Первым тост произнес Степан Кузьмич. Проректор сделал краткий экскурс в международную обстановку, четко провозгласил здравицу в честь мудрого руководства, после чего предложил выпить «за скромное жилье нашего дорогого профессора». Скромно выпили, скромно закусили. Тут же, без перерыва, секретарь парткома в общих чертах повторил тост проректора, его скоренько запили, зажевали, а начиная с третьего тоста вечер вошел в нормальную колею. По этой колее и выехали в танцы. Суворов и Рембо были, разумеется, парой номер один. Инесса с удивлением убедилась, что профессор превосходно танцует.
– Ты что, обучался танцам? – спросила она.
– Обучался, – ответил Георгий Николаевич.
– Когда же ты успел? Я думала, тебе каждый час дорог.
– Поэтому и успел, что каждый час дорог. В свое время я не просто танцевал с девушками, я учился танцевать с ними.
– Вы меня продолжаете удивлять, профессор. Признайтесь, вы еще, может, и граф, – прошептала она ему на ухо.
– Всё может быть, сударыня, – прошептал ей в ответ Суворов.
Инесса также шепотом:
– Ваше сиятельство, как же тогда вы позволяете своим людям находиться в вашем присутствии пьяными?
– Шепчутся, – подмигивали друг другу гости.
– Шепчутся, – присутствующие изнемогали от ожидания.

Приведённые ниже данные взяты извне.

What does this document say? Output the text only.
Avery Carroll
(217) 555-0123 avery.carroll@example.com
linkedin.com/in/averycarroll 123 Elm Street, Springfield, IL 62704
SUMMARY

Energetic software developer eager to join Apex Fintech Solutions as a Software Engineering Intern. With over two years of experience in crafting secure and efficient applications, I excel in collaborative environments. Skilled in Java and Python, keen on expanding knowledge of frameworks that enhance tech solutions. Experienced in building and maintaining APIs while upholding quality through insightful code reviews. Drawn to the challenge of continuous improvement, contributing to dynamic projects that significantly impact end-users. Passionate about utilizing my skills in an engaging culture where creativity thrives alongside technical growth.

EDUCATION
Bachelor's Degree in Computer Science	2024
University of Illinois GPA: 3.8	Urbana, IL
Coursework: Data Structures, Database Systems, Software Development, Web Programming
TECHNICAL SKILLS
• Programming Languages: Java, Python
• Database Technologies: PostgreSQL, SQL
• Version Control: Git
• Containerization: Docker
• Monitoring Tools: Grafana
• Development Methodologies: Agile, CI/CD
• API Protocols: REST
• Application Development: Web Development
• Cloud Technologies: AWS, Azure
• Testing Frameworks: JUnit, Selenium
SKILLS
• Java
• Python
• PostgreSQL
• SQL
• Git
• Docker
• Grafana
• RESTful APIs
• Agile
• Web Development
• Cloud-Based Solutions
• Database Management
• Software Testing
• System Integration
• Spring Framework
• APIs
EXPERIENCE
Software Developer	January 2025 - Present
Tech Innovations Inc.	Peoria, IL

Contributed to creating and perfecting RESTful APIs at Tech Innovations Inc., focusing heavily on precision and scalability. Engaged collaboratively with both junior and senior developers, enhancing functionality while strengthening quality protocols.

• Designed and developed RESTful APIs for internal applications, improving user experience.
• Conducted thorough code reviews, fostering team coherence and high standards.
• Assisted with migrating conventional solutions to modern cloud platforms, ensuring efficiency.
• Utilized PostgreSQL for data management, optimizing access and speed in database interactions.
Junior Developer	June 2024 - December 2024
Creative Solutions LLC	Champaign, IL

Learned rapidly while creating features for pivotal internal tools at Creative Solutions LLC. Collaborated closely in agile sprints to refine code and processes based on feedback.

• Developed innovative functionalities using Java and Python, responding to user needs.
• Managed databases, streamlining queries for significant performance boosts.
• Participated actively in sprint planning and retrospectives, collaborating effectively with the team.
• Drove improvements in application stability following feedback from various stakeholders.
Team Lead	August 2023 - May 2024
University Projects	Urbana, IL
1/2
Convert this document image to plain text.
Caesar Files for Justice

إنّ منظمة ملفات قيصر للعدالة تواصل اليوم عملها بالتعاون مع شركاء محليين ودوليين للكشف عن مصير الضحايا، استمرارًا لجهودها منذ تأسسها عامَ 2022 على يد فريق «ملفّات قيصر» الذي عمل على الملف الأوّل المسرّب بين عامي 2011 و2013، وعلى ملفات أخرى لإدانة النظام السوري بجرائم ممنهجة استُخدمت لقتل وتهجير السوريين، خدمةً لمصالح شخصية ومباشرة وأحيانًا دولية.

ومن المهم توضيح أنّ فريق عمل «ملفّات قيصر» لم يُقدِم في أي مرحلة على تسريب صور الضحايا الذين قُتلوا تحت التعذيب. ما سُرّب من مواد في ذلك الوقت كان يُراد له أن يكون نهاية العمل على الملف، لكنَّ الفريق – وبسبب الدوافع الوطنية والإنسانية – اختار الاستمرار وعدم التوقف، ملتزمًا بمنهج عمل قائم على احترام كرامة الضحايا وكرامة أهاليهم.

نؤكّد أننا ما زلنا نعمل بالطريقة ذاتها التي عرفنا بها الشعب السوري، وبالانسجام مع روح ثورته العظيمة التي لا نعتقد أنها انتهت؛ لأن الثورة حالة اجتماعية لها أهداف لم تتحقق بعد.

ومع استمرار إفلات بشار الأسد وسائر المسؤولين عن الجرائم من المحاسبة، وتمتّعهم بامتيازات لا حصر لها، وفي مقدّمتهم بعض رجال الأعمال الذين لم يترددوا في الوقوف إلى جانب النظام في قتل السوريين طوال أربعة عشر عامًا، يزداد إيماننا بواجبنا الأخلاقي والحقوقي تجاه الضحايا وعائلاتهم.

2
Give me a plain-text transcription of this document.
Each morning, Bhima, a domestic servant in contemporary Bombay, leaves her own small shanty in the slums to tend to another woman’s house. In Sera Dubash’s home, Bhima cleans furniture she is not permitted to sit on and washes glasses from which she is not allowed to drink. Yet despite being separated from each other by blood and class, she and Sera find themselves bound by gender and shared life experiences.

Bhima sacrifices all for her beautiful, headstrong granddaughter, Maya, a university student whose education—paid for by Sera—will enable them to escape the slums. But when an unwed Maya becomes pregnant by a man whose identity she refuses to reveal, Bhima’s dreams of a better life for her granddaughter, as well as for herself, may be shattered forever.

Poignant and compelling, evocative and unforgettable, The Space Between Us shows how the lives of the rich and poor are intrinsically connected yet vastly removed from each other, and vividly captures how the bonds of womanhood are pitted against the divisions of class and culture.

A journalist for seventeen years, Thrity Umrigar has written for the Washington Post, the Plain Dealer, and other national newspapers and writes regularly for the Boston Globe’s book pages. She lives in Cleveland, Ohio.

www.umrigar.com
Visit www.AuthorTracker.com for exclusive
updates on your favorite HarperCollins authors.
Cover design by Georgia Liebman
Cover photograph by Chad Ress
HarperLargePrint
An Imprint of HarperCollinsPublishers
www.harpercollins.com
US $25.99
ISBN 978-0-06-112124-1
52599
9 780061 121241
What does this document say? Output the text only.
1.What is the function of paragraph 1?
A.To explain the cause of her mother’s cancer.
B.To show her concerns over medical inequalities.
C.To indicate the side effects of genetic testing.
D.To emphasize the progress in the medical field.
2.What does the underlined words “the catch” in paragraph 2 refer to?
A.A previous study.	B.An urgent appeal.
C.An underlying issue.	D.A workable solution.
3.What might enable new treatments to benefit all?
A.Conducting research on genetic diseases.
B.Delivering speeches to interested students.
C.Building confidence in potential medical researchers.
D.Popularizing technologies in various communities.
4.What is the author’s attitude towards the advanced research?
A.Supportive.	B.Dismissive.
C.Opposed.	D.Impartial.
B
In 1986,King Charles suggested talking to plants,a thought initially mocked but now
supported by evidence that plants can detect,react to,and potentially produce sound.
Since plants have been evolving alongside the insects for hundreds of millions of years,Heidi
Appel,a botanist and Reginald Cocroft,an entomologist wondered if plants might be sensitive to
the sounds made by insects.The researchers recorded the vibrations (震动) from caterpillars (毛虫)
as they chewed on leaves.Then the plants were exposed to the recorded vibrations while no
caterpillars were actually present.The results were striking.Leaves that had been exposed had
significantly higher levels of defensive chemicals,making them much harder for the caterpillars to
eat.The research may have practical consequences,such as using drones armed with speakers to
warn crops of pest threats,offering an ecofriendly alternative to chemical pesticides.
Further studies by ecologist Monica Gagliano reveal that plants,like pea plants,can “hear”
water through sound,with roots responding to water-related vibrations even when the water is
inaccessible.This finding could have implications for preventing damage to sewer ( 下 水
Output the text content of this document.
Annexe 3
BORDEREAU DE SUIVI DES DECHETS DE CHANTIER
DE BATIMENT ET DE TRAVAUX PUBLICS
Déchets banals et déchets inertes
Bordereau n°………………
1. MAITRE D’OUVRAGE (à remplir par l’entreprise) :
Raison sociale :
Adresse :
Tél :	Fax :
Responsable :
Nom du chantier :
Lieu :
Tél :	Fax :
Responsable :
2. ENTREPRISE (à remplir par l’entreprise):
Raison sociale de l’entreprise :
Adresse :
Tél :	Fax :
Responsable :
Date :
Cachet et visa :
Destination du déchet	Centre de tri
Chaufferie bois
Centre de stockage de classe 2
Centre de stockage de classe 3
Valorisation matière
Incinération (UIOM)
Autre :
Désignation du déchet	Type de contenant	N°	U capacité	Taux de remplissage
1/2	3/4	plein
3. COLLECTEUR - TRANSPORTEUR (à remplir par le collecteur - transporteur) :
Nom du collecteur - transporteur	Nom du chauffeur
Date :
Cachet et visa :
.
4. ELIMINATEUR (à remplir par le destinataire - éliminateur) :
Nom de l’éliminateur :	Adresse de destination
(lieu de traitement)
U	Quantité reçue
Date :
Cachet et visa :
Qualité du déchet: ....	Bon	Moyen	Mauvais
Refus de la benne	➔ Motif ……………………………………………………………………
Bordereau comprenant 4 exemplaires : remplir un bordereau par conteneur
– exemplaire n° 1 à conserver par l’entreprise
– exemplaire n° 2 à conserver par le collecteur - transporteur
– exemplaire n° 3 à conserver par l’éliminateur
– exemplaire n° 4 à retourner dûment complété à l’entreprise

– Шепчутся! – в этом видели верный признак того, что вот-вот громогласно будет объявлено о помолвке либо женитьбе.
И тут Суворов провозгласил:
– Товарищи, минуту внимания.
«Вот оно, вот оно!» Удивительно, не отгуляв еще новоселья, люди жаждали нового праздника – женитьбы!
– Слово предоставляется Инессе.
– Дорогие мои коллеги, – глубоким голосом произнесла Инесса, и как-то сразу стало ясно, что речь пойдет о глубоких чувствах. Все напряглись. – Георгий Николаевич попросил меня объявить белый танец. Белый танец, товарищи!
Уныние расплылось по отмякшим чертам, но тут же дамы расхватали кавалеров, а Инесса с Георгием Николаевичем по-прежнему вместе и шепчутся, шепчутся, шепчутся…Просто какой-то кошмар! Жаль, но признания не последовало, а в остальном вечер удался на славу.
Когда они проводили гостей и зашли в дом, в квартире пахло вином, селедкой под шубой и свежеструганой доской – пленительные запахи новоселья.
– Сударыня, позвольте выразить мое восхищение: ваше мясо по-фламандски было charmante, мм…произвело потрясающий эффект. Все съели в два раза больше, чем смогли.
– Георгий, а ты ведь точно граф, – сказала Инесса и обняла его.
– Не знаю, кто я, но ты точно принцесса!